While the number of targets may seem large and USAID works with many people in sensitive positions, the actual impact may not be as severe as it may seem at first glance. While Microsoft acknowledges that some messages may have arrived, the company says that automated spam systems have blocked many of the phishing messages. Microsoft Corporate Vice President for Customer Security and Trust Tom Burt wrote in a blog post Thursday that the company views the activity as “advanced” and that Nobelium developed and refined its strategy for the campaign over the months leading up to this week’s targeting.

“It is likely that these observations represent changes in the actor’s craft and possible experimentation following widespread disclosures of previous incidents,” Burt wrote. In other words, this could be a linchpin after their SolarWinds coverage blows up.

But the tactics in this latest phishing campaign also reflect Nobelium’s common practice of accessing one system or account and then using it to gain access to others and hastily achieve goals. It’s a spy agency; this is what it does as a matter of course.

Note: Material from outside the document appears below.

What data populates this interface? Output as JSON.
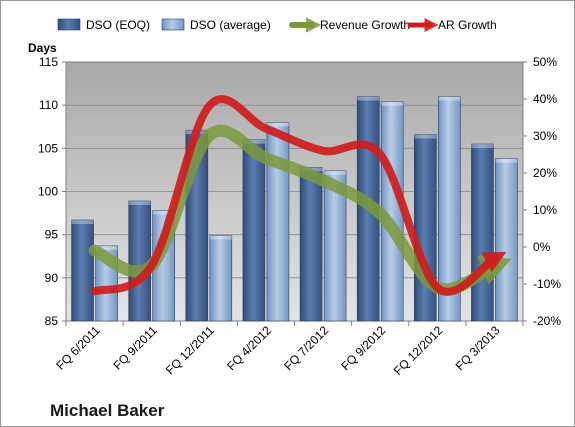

“If this had happened before SolarWinds, we wouldn’t have thought about it. It’s just the context of SolarWinds that makes us see it differently,” said Jason Healey, a former Bush White House aide and current cyber conflict researcher at Columbia University. “Let’s say this incident is in 2019 or 2020 I don’t think anyone will blink here.”

Also, as Microsoft points out, there is nothing unexpected about Russian spies, and Nobelium in particular, targeting government agencies, especially USAID, NGOs, think tanks, research groups, or military and IT contractors.

“NGOs and DC think tanks have been high-value soft targets for decades,” says a former cybersecurity adviser to the Department of Homeland Security. “And it’s an open secret in the world of incident response that USAID and the State Department are a jumble of inexplicable, outsourced IT networks and infrastructure. In the past, some of those systems had been compromised for years.

Especially compared to the scale and sophistication of the SolarWinds breach, a widespread phishing campaign almost feels like a switchback. It is also important to remember that the impact of SolarWinds continues; even after months of publicity about the incident, it’s likely that Nobelium is still lurking in at least some of the systems it compromised during that effort.

“I’m sure they still have access to the SolarWinds campaign in some places,” said FireEye’s Hultquist. “The main driver of the activity has diminished, but they are likely to linger in several places.”

That’s just the reality of digital espionage. It doesn’t stop and it doesn’t start on the basis of public embarrassment. Nobelium’s activity is certainly undesirable, but in itself it does not represent a major escalation.